What compelled me to watch this film wasn’t so much its plot, but its cast. Mia Farrow and Keir Dullea in the same movie? Yes, please. I went into it thinking it was going to be your standard “parent’s grief over the loss of a child manifests itself in supernatural forms” (see also Don’t Look Now and The Changeling) and it is in many ways, but it has some interesting twists and turns that set it apart.
Farrow is great as the titular Julia, a grief-and-guilt-stricken mother of a daughter who dies during an unfortunate accident that involves choking on an apple and a botched emergency kitchen tracheotomy. After leaving her husband and trying to move on with her life in a new house, strange things start happening and Julia believes she’s being haunted by her little girl. It turns out she is being haunted, not by her own daughter but by the ghost of a vengeful, horrible little girl who once lived in Julia’s home.
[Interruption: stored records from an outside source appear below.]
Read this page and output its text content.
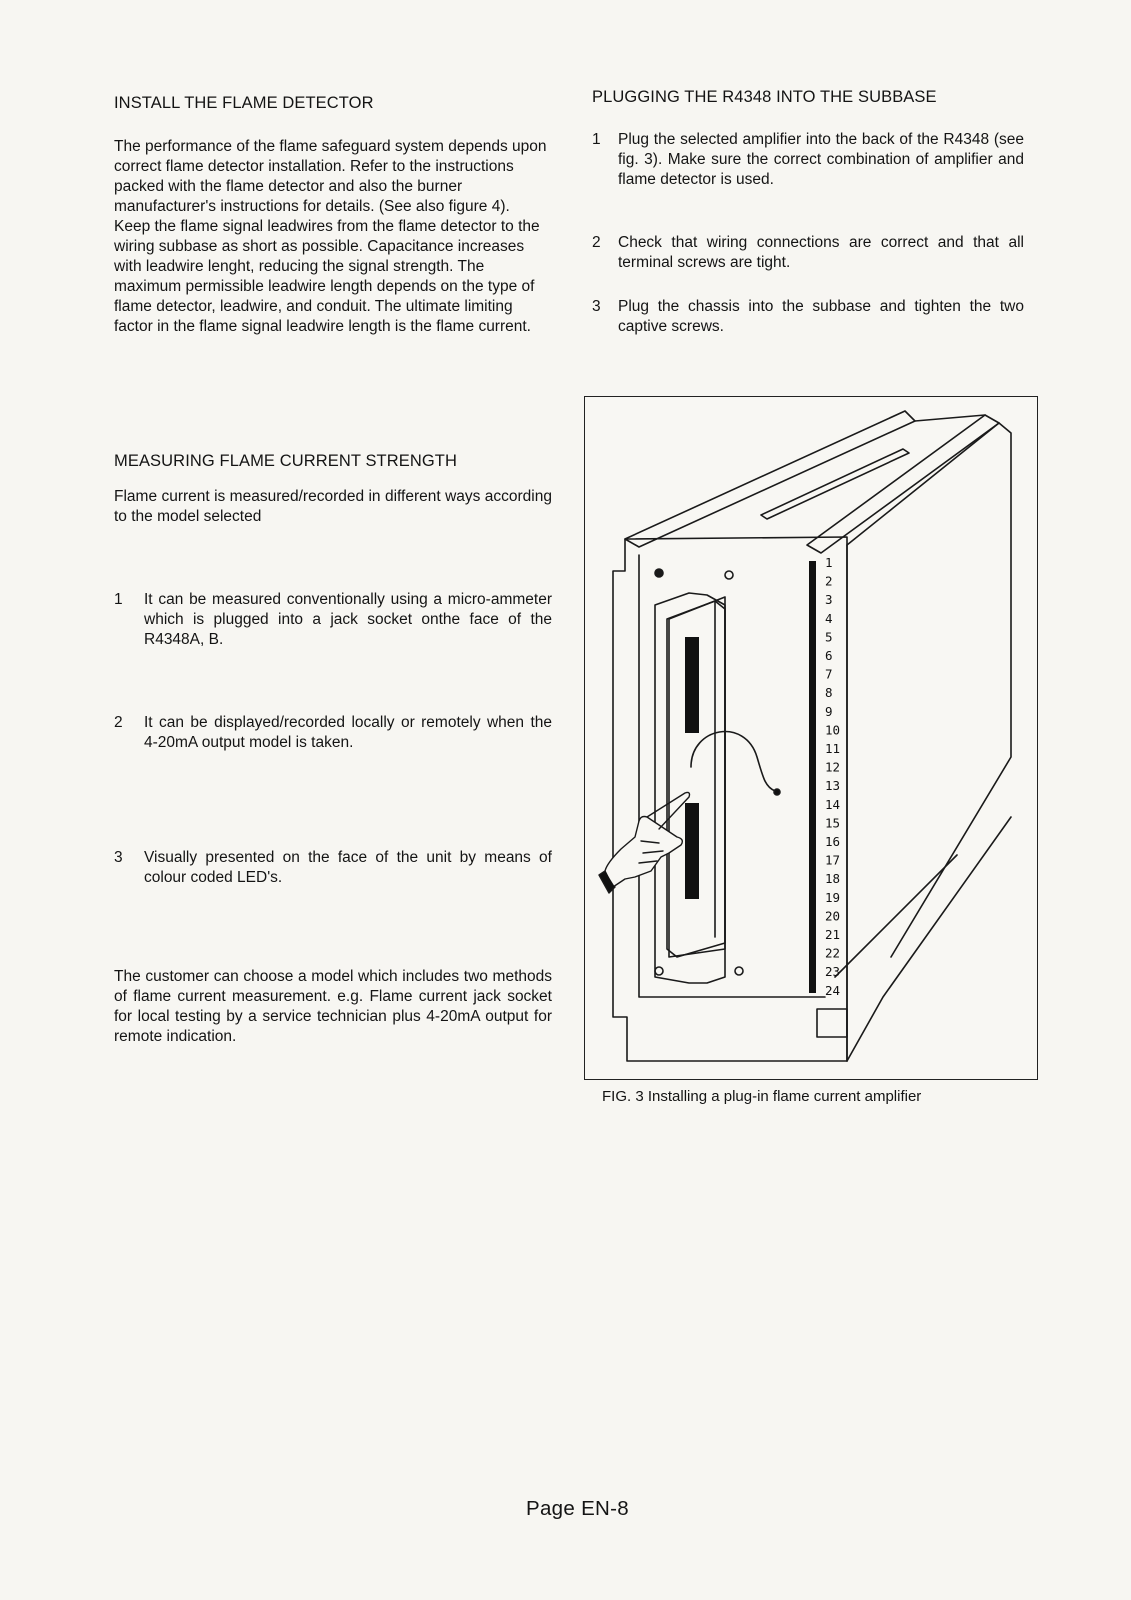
INSTALL THE FLAME DETECTOR

The performance of the flame safeguard system depends upon correct flame detector installation. Refer to the instructions packed with the flame detector and also the burner manufacturer's instructions for details. (See also figure 4).

Keep the flame signal leadwires from the flame detector to the wiring subbase as short as possible. Capacitance increases with leadwire lenght, reducing the signal strength. The maximum permissible leadwire length depends on the type of flame detector, leadwire, and conduit. The ultimate limiting factor in the flame signal leadwire length is the flame current.

MEASURING FLAME CURRENT STRENGTH

Flame current is measured/recorded in different ways according to the model selected

1 It can be measured conventionally using a micro-ammeter which is plugged into a jack socket onthe face of the R4348A, B.
2 It can be displayed/recorded locally or remotely when the 4-20mA output model is taken.
3 Visually presented on the face of the unit by means of colour coded LED's.

The customer can choose a model which includes two methods of flame current measurement. e.g. Flame current jack socket for local testing by a service technician plus 4-20mA output for remote indication.

PLUGGING THE R4348 INTO THE SUBBASE
1 Plug the selected amplifier into the back of the R4348 (see fig. 3). Make sure the correct combination of amplifier and flame detector is used.
2 Check that wiring connections are correct and that all terminal screws are tight.
3 Plug the chassis into the subbase and tighten the two captive screws.
1
2
3
4
5
6
7
8
9
10
11
12
13
14
15
16
17
18
19
20
21
22
23
24
FIG. 3 Installing a plug-in flame current amplifier
Page EN-8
The Haunting of Julia manages to be subtle and terrifying at the same time, a balance I think is hard to achieve with a ghost story. I love everything about it — the performances, the unexpected twists, the incredibly creepy score — and I highly recommend you check it out.
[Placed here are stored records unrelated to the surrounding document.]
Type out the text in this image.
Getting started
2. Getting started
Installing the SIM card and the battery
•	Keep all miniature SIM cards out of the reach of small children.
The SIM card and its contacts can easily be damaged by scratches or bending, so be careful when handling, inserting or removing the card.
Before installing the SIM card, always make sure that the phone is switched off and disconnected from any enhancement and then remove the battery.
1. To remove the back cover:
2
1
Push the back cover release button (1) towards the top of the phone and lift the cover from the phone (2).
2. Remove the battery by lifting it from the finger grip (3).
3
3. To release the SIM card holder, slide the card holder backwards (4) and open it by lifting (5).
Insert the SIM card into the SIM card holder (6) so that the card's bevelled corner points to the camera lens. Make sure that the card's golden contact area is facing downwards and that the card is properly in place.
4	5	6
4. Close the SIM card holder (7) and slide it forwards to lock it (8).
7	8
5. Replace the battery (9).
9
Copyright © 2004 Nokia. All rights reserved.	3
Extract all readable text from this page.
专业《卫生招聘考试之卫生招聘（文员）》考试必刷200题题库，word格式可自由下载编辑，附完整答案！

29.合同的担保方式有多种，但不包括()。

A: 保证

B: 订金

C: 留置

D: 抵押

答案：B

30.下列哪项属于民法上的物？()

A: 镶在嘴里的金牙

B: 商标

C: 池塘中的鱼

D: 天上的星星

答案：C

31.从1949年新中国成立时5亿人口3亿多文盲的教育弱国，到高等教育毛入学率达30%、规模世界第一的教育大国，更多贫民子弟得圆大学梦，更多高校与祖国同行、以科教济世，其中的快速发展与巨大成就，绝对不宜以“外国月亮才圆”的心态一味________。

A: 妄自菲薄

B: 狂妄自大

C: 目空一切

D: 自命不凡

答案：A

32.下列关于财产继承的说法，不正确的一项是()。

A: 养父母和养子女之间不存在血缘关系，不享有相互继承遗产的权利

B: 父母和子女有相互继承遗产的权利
The Yellow Wallpaper (2011). Directed by Logan Thomas. Starring Aric Cushing, Juliet Landau, Dale Dickey, Veronica Cartwright, Michael Moriarty, Raymond J. Barry.
Charlotte Perkins Gilman’s short story “The Yellow Wallpaper” is one of my favorites — I was obsessed with it as a teenager and wrote several papers about it for various English classes. There are seven film adapatations of it listed in IMDb (four in 2011 alone), but I’ve never managed to see any of them, so I figured I’d give this one a try, especially since it stars the great Dale Dickey. I should’ve just read the short story again instead.
This “adaptation” barely has anything to do with the original story, other than the fact that there’s a room in a house with yellow wallpaper. From what I understand, several of Perkins Gilman’s short stories were blended together for this script and the result is utterly disappointing. The original depth and meaning of the short story is completely lost in this subpar haunted house film. The dialogue is terrible, the performances are lackluster — with the exception of Dickey — and the plot is meandering and muddy. Thus far in my marathon, this one gets the award for the most unsastisfying.